Я что-то бессвязно залепетала, а Маша, подняв на меня взгляд, вдруг медленно, с достоинством качнула головой из стороны в сторону. И повернувшись, бросилась к дверному проему, в котором проступила внушительная фигура ее отца, видимо, слышавшего обрывки моих слов. Костя подхватил Машу на руки, и она уткнулась в изгиб его шеи.

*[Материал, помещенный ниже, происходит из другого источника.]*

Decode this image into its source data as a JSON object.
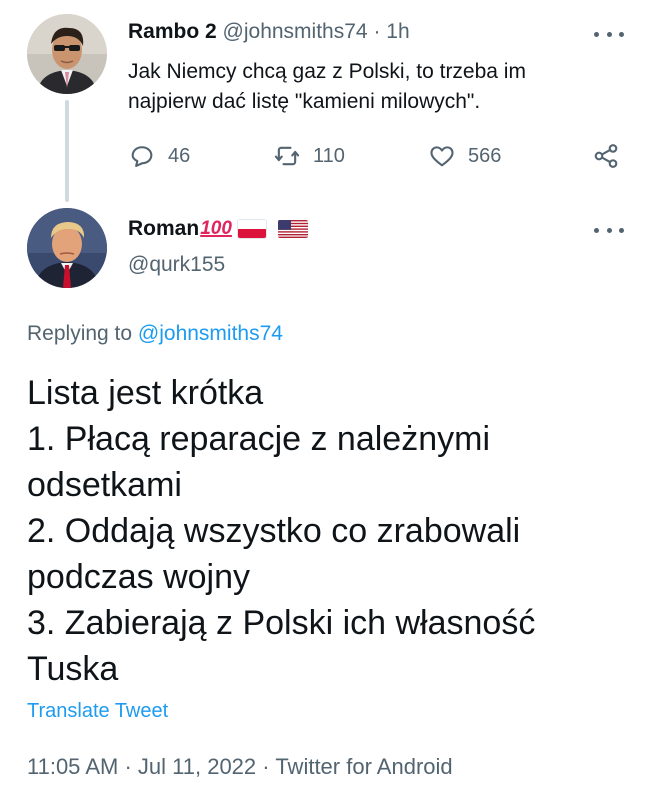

– Ну-ну, успокойся, доченька, мы с тобой тоже скоро вернемся в Москву. Начнешь заниматься музыкой, ты ведь любишь петь, да? – Большая сильная ладонь утешающе легла на маленькие кудряшки. – Давай устроим себе сегодня день отдыха, поедем в город, посмотрим какой-нибудь спектакль. А потом разорим детский мир, куплю тебе все, что ни пожелаешь! Согласна?

Костя еще долго нашептывал что-то дочери, а потом они удалились, такие разные, но все-таки удивительно похожие друг на друга. Доверчивые, искренние, мудрые, обиженные… мной. И я могла броситься за ними, умоляя забыть о моих словах, попробовать вернуть недавнее прошлое с нашими чудесными отношениями, заглаживать свою вину – все было бы напрасно. Потому что в повороте головы Маши, в нарочитом равнодушии ее отца, в их единении четко читалось одно: «Нам не нужны твои подачки, предательница! Собралась уезжать – так скатертью дорога. Третий лишний».

Но, если вдуматься, в чем заключалась моя вина? В том, что привязалась к этой крошечной семье? Что заставила их привязаться ко мне? Клянусь, это произошло невольно! Осознав ошибку, я попыталась быть честной – и больно ранила людей, от которых видела только добро. Какая же я все-таки дрянь, мерзавка, дура! Я хуже всех…

Уронив лицо в ладони, я застыла на месте горестным изваянием. Не знаю, сколько я просидела вот так прямо на полу, ощущая сочившуюся между пальцев едкую влагу. И очнулась, лишь когда мне на голову мягко легла чья-то ладонь. Я вздрогнула от неожиданности, а над головой раздался сочный голос:

– Риточка, что тут у вас произошло? Костя побросал все дела, они с Машей спешно прыгнули в машину и унеслись в неизвестном направлении. Дверь дома нараспашку, подошел ближе – какие-то всхлипывания. Так это ты плачешь? Вы повздорили?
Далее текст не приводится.